Darren Lund, a ‘middle aged white guy from Canada’ spoke very entertainingly about his work on diversity, making the point that if you have privilege you should use it to make positive change.

The final talk was a sobering walk through some research into the racial diversity of universities with plenty of data proving that universities are not as liberal as they are perceived to be by us. Statistics such as 92% of professors in the UK are white, and the fact there are only three Vice Chancellors from the black and minority ethnic community in the UK, supported Professor Kalwant Bhopal’s argument that we need to actively address the issue of inclusion.

Summary

This blog began with a fairly provocative statement – that people do not identify themselves as librarians when we start talking about partnerships with, rather than support of, our research community. This is an interesting question. Many librarians feel that their role is to support, not lead. Yet others argue that unless we do take a leading role we will become redundant.
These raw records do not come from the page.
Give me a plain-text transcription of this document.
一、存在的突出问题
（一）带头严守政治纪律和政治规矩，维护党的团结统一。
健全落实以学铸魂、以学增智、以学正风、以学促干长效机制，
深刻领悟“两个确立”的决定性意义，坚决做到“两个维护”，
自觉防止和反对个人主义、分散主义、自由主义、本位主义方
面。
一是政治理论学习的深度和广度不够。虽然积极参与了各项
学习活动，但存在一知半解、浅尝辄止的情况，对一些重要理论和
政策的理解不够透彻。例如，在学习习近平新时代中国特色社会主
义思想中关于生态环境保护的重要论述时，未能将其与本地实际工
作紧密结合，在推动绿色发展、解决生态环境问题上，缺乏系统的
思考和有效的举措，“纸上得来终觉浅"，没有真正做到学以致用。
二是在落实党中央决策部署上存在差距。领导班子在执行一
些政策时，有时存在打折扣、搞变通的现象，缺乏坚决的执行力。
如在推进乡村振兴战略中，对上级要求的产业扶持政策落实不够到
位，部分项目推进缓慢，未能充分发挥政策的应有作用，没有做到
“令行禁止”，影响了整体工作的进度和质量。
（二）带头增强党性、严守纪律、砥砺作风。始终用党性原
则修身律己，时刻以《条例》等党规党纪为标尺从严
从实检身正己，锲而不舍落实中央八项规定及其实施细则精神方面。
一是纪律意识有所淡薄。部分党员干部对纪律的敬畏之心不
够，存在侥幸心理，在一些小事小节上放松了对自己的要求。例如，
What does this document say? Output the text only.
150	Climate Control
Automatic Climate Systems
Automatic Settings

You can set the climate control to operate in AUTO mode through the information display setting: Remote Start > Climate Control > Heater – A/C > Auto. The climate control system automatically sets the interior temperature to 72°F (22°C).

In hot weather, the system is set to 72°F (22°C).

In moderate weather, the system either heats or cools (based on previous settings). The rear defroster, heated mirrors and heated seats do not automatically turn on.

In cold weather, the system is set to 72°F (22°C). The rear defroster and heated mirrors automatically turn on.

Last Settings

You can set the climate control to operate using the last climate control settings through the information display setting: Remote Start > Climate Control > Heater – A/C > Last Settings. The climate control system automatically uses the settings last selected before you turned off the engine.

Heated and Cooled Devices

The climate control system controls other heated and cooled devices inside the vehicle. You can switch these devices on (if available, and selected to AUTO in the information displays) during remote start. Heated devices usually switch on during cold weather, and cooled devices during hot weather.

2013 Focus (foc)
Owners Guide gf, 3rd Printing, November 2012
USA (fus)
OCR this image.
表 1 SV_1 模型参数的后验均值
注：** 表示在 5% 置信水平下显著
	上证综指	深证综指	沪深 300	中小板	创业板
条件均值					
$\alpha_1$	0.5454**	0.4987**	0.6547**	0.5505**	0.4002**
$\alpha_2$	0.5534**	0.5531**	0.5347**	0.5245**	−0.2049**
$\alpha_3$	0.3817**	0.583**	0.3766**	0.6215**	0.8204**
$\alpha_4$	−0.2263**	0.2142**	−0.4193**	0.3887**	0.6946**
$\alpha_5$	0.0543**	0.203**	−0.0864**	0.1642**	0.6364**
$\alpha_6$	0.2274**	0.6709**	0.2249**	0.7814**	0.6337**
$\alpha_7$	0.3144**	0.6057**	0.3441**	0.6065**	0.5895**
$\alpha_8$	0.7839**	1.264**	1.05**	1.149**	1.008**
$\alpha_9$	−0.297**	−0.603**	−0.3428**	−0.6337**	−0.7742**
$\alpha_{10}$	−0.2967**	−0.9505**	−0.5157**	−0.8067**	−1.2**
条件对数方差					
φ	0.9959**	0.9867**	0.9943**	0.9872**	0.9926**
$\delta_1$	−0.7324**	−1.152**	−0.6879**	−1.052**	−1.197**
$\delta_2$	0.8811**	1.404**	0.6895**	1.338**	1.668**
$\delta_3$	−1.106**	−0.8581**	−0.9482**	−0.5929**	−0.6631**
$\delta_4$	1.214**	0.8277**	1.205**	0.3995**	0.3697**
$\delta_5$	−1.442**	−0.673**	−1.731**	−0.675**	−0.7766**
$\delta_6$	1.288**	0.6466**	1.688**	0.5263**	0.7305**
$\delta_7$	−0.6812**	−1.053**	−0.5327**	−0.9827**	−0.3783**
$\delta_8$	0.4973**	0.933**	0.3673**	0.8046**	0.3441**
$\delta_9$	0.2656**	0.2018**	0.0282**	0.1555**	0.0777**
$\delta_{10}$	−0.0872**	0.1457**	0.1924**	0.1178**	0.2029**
So what is the solution? Do we widen the definition of a library? Do we widen the definition of a librarian? Or are we happy with the ‘honorary librarian’ solution? These are some of the questions that need further teasing out. One thing is sure, the landscape is changing rapidly and we need to change with it.

Debbie Hansen and Danny Kingsley attended the conference thanks to the support of the Arcadia Fund, a charitable fund of Lisbet Rausing and Peter Baldwin.